Being able to Skype with my family members, who are scattered across the country, has helped me to feel less lonely as well, and has strengthened our relationships with each other. I always know my family is concerned and interested in me and my children, but I appreciate being able to see that concern and interest and to express my own for them as face-to-face as we can get when we are thousands of miles away from each other.

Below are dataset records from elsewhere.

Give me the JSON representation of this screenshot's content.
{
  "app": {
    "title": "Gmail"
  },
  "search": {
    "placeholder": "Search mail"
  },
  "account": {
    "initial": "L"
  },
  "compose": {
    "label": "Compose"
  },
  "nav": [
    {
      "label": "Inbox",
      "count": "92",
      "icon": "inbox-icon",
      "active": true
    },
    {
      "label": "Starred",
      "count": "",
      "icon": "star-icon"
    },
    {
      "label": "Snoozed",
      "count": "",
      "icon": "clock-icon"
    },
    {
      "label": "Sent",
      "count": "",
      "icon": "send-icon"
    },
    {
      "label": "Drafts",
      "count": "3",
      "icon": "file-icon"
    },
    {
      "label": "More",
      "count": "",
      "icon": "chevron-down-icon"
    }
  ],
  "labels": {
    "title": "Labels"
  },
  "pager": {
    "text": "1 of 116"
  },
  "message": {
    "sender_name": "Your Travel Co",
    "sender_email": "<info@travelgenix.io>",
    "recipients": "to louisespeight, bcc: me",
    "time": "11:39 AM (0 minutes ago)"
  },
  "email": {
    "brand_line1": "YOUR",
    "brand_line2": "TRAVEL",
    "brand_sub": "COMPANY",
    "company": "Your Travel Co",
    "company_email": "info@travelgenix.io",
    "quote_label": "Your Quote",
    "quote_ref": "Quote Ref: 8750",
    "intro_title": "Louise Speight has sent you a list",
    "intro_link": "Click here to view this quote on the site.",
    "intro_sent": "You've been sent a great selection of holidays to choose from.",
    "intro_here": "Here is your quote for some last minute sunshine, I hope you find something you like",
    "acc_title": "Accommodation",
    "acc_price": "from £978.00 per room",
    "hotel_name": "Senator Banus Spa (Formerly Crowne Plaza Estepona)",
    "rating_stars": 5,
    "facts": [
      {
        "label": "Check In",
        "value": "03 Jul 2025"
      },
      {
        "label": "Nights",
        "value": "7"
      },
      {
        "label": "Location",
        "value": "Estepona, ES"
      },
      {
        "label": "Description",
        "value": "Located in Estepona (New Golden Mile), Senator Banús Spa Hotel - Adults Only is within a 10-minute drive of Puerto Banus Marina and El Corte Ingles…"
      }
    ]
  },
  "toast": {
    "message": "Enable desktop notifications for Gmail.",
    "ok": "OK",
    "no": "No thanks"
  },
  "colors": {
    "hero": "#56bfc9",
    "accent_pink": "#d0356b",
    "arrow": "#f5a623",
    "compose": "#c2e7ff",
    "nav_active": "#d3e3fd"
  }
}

Sometimes the unconnected, unfocused web-surfing, following my curiosity and seeing where it leads, helps me unwind and relax a little bit. Not always, of course. But sometimes when I don’t have children vying for my attention or other, more urgent matters to attend to. After the kids are in bed, however, when I finally have a chance to catch my breath and relax my shoulders, it’s almost like a mini-vacation to be able to let my mind explore a small part of the vast world of information and images that are wired directly into my home.
However, and maybe this is completely unsurprising for a writer like myself, it is the time spent reading the beautiful thoughts and words of others that brings a clarity of mind and a feeling of peace and companionship to even my most anxiety-ridden days. So many times, in reading the words of a stranger, I am able to see myself and my life in a new way. The difficult seems less difficult, unnecessary guilt flies away, and the hopelessly complex situations that surround parenthood are simplified. Their stories and viewpoints often inspire me to be more caring and thoughtful and mindful, to tune into my own instincts regarding my children and family, and to take criticism less harshly and disappointment less personally.
So perhaps I should be less surprised that Internet therapy can be an effective treatment for those who would normally see a psychologist in an office. There is, after all, a huge comfort in being able to connect and learn and explore and be inspired from the comfort of your own home.